亀井宏紀(かめいひろき)行政書士事務所

2023/09/21

特定技能2号の対象分野の追加

行政書士の亀井宏紀(かめいひろき)です。

令和5年6月9日、閣議決定により、特定技能の在留資格に係る制度の運用に関する方針(分野別運用方針)の変更がおこなわれました。
熟練した技能を要する特定技能2号については、特定技能1号の12の特定産業分野のうち、建設分野及び造船・舶用工業分野の溶接区分のみが対象となっていましたが、ビルクリーニング、素形材・産業機械・電気電子情報関連製造業、自動車整備、航空、宿泊、農業、漁業、飲食料品製造業、外食業の9分野と、造船・舶用工業分野のうち溶接区分以外の業務区分全てを新たに特定技能2号の対象とすることとしました。
これにより、特定技能1号の12の特定産業分野のうち、介護分野以外の全ての特定産業分野において、特定技能2号の受入れが可能となります。

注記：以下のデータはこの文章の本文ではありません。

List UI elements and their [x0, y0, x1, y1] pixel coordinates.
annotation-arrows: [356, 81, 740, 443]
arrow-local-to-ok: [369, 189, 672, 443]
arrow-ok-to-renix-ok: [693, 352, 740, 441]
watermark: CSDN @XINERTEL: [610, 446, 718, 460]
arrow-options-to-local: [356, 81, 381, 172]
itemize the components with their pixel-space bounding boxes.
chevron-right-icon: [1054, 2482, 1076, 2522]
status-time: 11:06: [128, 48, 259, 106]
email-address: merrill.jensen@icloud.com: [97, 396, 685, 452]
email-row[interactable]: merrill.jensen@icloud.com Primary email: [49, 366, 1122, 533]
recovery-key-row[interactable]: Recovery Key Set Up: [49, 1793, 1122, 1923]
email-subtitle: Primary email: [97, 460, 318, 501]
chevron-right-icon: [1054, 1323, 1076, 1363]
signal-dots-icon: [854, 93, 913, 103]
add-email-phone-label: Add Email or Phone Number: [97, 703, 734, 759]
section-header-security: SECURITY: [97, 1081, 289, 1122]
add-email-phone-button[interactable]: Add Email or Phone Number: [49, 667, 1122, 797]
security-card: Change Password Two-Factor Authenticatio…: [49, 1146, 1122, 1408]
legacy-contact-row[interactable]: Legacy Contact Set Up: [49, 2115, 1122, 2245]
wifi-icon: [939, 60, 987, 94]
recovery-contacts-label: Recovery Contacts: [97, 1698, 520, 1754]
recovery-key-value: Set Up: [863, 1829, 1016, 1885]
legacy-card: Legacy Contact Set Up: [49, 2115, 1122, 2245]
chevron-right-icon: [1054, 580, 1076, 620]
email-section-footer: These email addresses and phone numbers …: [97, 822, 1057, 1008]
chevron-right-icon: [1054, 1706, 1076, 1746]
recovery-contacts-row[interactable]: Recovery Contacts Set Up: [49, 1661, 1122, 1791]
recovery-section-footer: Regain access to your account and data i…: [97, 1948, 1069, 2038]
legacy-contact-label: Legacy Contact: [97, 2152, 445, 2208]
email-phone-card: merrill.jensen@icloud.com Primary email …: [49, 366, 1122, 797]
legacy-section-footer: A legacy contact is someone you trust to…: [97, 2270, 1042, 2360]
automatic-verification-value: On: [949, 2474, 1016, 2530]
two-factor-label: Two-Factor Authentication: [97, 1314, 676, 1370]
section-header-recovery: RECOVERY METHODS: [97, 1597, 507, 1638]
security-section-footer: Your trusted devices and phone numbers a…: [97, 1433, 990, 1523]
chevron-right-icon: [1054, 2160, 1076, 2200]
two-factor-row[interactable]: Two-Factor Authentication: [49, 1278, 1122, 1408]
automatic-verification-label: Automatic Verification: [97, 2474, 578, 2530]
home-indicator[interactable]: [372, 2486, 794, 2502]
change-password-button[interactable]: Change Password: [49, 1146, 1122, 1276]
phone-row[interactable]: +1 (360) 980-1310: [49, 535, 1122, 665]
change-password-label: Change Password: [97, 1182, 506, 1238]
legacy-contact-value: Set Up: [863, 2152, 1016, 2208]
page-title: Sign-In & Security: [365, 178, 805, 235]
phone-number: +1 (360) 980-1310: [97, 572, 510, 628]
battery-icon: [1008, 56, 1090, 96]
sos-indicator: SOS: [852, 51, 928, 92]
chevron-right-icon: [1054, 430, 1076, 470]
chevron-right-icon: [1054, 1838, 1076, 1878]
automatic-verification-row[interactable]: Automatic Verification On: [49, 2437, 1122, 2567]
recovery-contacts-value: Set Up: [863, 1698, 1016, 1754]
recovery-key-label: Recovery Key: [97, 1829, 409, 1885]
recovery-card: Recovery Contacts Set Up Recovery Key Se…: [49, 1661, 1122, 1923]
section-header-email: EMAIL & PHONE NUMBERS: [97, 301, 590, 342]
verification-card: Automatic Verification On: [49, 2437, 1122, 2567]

今回、このような大幅な対象分野の追加がおこなわれるに至ったのはなぜか、特定技能制度の意義にも立ち戻って考えたいと思います。
在留資格「特定技能」は、中小・小規模事業者をはじめとした深刻化する人手不足に対応するため、生産性向上や国内人材の確保のための取組を行ってもなお人材を確保することが困難な状況にある産業上の分野において、一定の専門性・技能を有し即戦力となる外国人を受け入れていくために構築されたものです。
特定技能には1号と2号があり、1号は技能水準として相当程度の知識又は経験を必要とする技能であるのに対し、2号は熟練した技能が必要となります。
在留期間も1号は通算で5年が上限なのに対して、2号は更新すれば期間の上限はありません。また、2号では家族を帯同させることもできます。
これまで、特定技能2号については、建設分野及び造船・舶用工業分野の溶接区分のみが対象でした。しかし、今回の変更で介護分野以外のすべての特定産業分野が特定技能2号の対象となりました。先ほども説明したように、特定技能2号の外国人には、熟練した技能が求められます。これは、長年の実務経験等により身につけた熟達した技能をいい、例えば自らの判断によって高度に専門的・技術的な業務を遂行できる、又は監督者として業務を統括しつつ、熟練した技能で業務を遂行できる水準のものをいいます。
このような技能を有する外国人は即戦力となります。そして、深刻となっている人材不足の解消にもつながります。しかし、一時的に人材不足が解消されても、特定技能で来日した外国人が在留期間の上限に達し、帰国したのでは問題の根本的な解決にはなりません。この点、特定技能2号は、在留期間の上限がなく、家族を帯同させることもできるというメリットがあるので、特定技能2号での来日希望者が増えることが考えられます。
特定技能制度は、特定産業分野での深刻な人材不足を解決したいという日本と自身の技能を用いて日本で働きたいという外国人のお互いにとって有益な面があると言えます。